On découvre d’abord Théo, le père, en dépression, qui voit le sol s’écrouler sous ses pieds; sa femme Muriel assiste à sa chute, impuissante, murée dans ses propres obsessions. Le portrait de Marie, la fille, démarre avec ces mots implacables: «Cher Journal, Papa est devenu fou et maman me déteste.»
«Profondément normaux»
Il y a aussi Simon, le fils trisomique, qui est «au début de toute cette histoire», explique l’auteur, qui travaille également pour Caritas, dans la traduction et la communication: «J’ai eu l’occasion d’écrire un texte sur un enfant handicapé qui m’avait beaucoup habité.»
On assiste à l’irrémédiable descente des Mensch. On se met à penser que Nicolas Couchepin a choisi ce nom de famille pour symboliser notre humaine condition. Il confirme: «Oui, je les trouve profondément normaux en fait. La famille est le lieu de toutes les torsions, mais je trouve en même temps absolument triste d’imaginer que l’on vive sans elle.»

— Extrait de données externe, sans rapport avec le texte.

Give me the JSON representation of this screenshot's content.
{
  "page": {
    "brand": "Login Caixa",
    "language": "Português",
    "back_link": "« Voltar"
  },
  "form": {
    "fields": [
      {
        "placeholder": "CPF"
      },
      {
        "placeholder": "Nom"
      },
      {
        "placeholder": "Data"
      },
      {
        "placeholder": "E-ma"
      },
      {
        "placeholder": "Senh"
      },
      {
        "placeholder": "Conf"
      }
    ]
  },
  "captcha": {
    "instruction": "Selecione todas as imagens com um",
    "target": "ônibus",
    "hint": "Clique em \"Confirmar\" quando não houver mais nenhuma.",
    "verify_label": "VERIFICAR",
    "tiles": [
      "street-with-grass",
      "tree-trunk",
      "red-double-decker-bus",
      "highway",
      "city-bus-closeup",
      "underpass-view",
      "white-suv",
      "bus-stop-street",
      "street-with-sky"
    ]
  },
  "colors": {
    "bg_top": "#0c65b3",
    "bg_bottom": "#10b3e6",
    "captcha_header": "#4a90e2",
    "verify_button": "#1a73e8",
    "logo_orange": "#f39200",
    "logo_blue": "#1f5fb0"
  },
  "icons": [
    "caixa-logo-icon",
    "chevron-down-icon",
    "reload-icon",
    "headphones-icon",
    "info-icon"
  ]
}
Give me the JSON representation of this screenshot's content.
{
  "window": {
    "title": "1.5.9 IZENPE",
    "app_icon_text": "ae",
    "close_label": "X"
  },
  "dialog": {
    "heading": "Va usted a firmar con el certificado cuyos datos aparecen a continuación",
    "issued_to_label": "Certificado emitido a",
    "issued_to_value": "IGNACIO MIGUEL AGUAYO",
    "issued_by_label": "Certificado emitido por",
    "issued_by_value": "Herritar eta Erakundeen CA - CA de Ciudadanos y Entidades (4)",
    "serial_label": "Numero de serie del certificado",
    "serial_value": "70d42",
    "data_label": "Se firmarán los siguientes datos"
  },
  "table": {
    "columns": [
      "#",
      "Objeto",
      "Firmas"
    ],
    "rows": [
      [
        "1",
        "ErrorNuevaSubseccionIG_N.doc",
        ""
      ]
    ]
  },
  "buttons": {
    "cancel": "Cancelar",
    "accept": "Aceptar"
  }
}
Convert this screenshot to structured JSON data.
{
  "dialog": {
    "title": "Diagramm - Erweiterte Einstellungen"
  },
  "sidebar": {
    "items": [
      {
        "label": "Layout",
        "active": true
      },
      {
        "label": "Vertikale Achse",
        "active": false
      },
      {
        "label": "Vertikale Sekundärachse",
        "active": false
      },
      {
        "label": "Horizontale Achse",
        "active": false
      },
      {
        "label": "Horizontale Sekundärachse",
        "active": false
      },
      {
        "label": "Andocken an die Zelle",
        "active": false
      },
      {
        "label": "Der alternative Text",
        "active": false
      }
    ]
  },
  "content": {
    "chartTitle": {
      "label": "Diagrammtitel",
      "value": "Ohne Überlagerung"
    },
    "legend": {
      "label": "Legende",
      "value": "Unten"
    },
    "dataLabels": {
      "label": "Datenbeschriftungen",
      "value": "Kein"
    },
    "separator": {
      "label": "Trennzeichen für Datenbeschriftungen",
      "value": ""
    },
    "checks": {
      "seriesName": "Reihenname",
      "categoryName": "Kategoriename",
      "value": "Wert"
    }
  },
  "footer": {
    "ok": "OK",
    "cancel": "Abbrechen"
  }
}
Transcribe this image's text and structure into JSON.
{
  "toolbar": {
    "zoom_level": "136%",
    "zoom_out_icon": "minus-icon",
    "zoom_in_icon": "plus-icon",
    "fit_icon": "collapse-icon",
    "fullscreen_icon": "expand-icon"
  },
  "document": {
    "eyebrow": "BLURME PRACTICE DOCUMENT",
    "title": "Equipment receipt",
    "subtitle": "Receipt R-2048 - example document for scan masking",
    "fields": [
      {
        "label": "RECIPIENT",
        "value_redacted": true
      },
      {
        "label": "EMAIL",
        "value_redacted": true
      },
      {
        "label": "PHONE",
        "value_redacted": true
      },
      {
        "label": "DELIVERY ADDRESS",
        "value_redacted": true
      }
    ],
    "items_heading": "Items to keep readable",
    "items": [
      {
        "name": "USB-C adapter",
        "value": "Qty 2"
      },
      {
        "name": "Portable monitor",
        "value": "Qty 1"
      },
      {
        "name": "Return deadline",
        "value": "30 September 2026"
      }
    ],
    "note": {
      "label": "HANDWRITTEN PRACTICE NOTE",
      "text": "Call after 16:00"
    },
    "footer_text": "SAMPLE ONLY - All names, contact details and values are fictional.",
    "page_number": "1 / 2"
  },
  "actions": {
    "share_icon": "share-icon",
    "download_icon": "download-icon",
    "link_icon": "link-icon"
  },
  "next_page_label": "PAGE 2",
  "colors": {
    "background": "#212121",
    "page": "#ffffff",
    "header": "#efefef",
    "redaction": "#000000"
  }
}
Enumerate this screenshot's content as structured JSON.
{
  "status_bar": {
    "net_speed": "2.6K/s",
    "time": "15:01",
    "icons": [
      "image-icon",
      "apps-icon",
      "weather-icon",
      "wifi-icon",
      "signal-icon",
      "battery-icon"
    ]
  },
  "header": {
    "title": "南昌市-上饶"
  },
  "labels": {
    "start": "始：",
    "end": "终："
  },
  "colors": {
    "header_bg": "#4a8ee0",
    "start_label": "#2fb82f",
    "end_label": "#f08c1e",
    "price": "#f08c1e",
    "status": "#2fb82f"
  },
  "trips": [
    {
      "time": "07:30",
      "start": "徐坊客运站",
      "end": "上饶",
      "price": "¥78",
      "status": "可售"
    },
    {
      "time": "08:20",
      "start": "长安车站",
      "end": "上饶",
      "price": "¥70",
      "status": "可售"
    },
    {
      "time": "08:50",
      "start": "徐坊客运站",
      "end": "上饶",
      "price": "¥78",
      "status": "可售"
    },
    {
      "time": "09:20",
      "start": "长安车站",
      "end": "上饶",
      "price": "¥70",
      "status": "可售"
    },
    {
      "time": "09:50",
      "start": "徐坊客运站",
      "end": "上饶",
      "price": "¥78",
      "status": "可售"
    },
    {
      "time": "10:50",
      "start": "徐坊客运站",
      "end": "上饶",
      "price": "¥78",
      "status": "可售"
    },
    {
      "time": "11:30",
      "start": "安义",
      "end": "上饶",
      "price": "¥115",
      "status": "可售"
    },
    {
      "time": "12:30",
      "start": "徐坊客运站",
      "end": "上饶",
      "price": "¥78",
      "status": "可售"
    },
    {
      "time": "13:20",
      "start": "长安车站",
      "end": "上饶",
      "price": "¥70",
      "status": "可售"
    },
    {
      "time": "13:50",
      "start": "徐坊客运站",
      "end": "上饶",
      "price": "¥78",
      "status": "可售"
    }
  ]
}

C’est au moment où la famille ressortira de la cave que s’élève la dernière voix, celle de Lucie, qui «noue le bouquet», en mettant au jour les secrets de famille du passé. Elle apporte une lumière très crue sur cette histoire.
Brillante structure
Ce dernier chapitre fait aussi définitivement prendre conscience des qualités structurelles du roman. En plus des quatre voix, Nicolas Couchepin offre à chacun de ses personnages un double «de papier»: Théo collectionne les récits de faits divers sordides, Muriel écrit toutes ses pensées essentielles sur des post-it fuchsia, Marie tient son journal et Lucie écrit une longue lettre à son fils. On est au cœur des préoccupations de l’auteur: «Je voulais mettre en avant l’énorme différence entre la vox populi et la voix intime de chacun. J’ai mis en scène la manière dont ils essayent toujours d’ajuster leur folie intime à l’exigence sociale. J’ai toujours été frappé par les décalages innombrables entre la vie intime et ce que l’on montre en société.» Cet effet est accentué par le regard que chacun des personnages porte sur les autres.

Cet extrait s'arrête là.